I think there might be another small optimization:
ldr r2,=1<<14
That uses 4 bytes + one instruction.
If you load #1 into for instance r7 instead of r0 in the UART init, you could...
lsls r2,r0,#14
Then you'd save those 4 bytes.
It's very handy to always have a zero and a one in a register (if it can be afforded)
I like that you're using tst r0,r0. =)
You could also place this line...
bl uart0Write
...right before 'main' and then branch to it from your ramloader.* subroutines, then you'd save an instruction each time.
(I've seen 6 places this could be done, saving 5 instructions in total)
You could save one more instruction by placing the movs r0,#'A' right before the bl uart0Write, as #'A' is used twice.
The 4 of these in the address-reader...
bl uart0Read
orrs r6,r6,r0
rors r6,r6,r1
...could be reduced by...
getb:orrs r6,r6,r0
rors r6,r6,r1
b uart0Read
...and then calling 'getb' a few times:
bl uart0Read@ LSB
bl getb
bl getb@ MSB
bl getb
(It would be possible to save an extra instruction (movs #0,r6) if the address was transmitted in big endian instead of little endian, but you probably don't want to break compatibility). That could be done by using lsls instead of rors before inserting the byte.

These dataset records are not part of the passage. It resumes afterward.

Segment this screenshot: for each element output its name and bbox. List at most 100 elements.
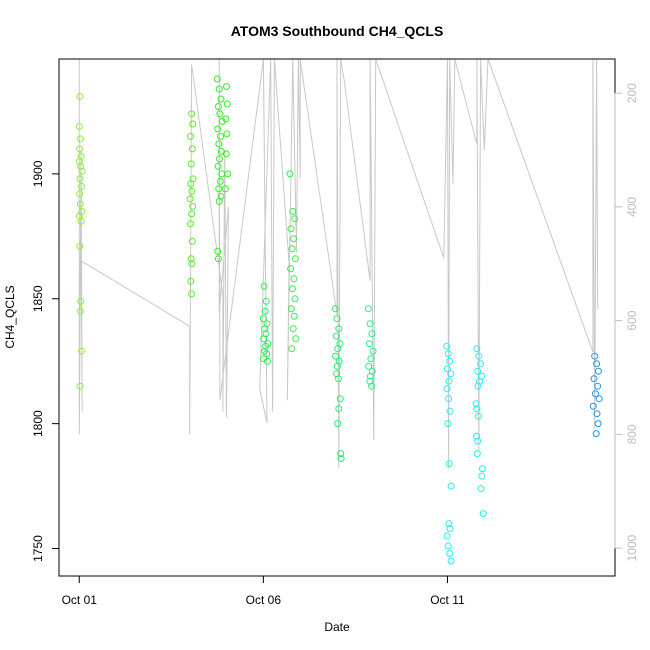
y-tick-label: 1750 (31, 535, 45, 562)
x-axis: Oct 01 Oct 06 Oct 11 (62, 575, 465, 607)
data-point (260, 335, 268, 343)
data-point (262, 297, 270, 305)
data-point (447, 482, 455, 490)
data-point (446, 525, 454, 532)
y-tick-label: 1800 (31, 410, 45, 437)
y2-tick-label: 200 (625, 83, 639, 103)
data-point (76, 175, 84, 183)
data-point (446, 357, 454, 365)
data-point (335, 375, 342, 383)
data-point (261, 325, 269, 333)
data-point (592, 430, 600, 438)
data-point (473, 345, 481, 353)
x-tick-label: Oct 01 (62, 593, 98, 607)
data-point (216, 177, 224, 185)
data-point (287, 305, 295, 313)
data-point (477, 485, 485, 493)
data-point (594, 382, 602, 390)
data-point (214, 162, 222, 170)
data-point (477, 360, 485, 368)
data-point (263, 357, 271, 365)
data-point (215, 140, 223, 148)
data-point (365, 362, 373, 370)
data-point (262, 342, 270, 350)
data-point (188, 145, 196, 153)
data-point (444, 365, 451, 373)
data-point (76, 135, 84, 143)
data-point (186, 195, 194, 203)
data-point (337, 450, 345, 458)
data-point (214, 247, 222, 255)
pressure-series-line (78, 58, 599, 469)
data-point (473, 450, 481, 458)
data-point (187, 277, 195, 285)
data-point (593, 360, 601, 368)
data-point (592, 390, 599, 398)
data-point (589, 402, 597, 410)
data-point (474, 437, 482, 445)
data-point (215, 185, 223, 193)
data-point (187, 220, 194, 228)
data-point (188, 237, 196, 245)
data-point (221, 185, 229, 193)
data-point (187, 180, 195, 188)
data-point (215, 85, 223, 93)
data-point (223, 83, 230, 90)
data-point (445, 460, 453, 468)
data-point (443, 532, 451, 540)
data-point (444, 542, 452, 550)
data-point (223, 100, 231, 108)
data-point (260, 282, 268, 290)
data-point (478, 465, 486, 473)
data-point (223, 130, 231, 138)
y2-tick-label: 400 (625, 197, 639, 217)
data-point (291, 295, 299, 303)
data-point (368, 382, 376, 390)
data-point (292, 335, 300, 343)
data-point (445, 377, 453, 385)
data-point (214, 103, 222, 110)
data-point (479, 510, 487, 518)
data-point (189, 202, 197, 210)
data-point (288, 345, 296, 353)
data-point (217, 132, 225, 140)
data-point (444, 420, 452, 428)
data-point (591, 352, 599, 360)
data-point (366, 320, 374, 328)
data-point (259, 315, 267, 323)
data-point (188, 260, 196, 268)
data-point (291, 255, 299, 263)
data-point (76, 242, 84, 250)
data-point (443, 342, 451, 350)
data-point (334, 345, 342, 353)
data-point (213, 75, 221, 83)
y-tick-label: 1900 (31, 160, 45, 187)
data-point (332, 332, 340, 340)
data-point (335, 405, 343, 413)
data-point (333, 362, 341, 370)
data-point (447, 370, 455, 378)
data-point (445, 395, 453, 403)
data-point (364, 305, 372, 313)
data-point (368, 330, 376, 338)
data-point (214, 255, 222, 263)
data-point (290, 235, 298, 243)
data-point (187, 160, 195, 168)
data-point (478, 472, 486, 480)
data-point (187, 132, 194, 140)
data-point (443, 385, 451, 393)
data-point (332, 352, 339, 360)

This line in ramloader.execute...
ldr r0,=0xFFFFFFFF
...can definitely also save 2 bytes by...
movs r0,#0
subs r0,r0,#1
...but since r0 is already 0, you only need subs r0,r0,#1
That could be saved too, by changing the bne to a bhi
-So that would be 6 bytes saved in total. ;)
Of course I haven't seen all the possible optimizations; there's probably still plenty possible, and there might be some that you don't want to do (if using this last one mentioned, you'd have to be careful if changing the code).
Byte-reduction optimization is fun; I've done a lot of it when space was tight or I just wanted to reduce some memory-usage to the bare minimum.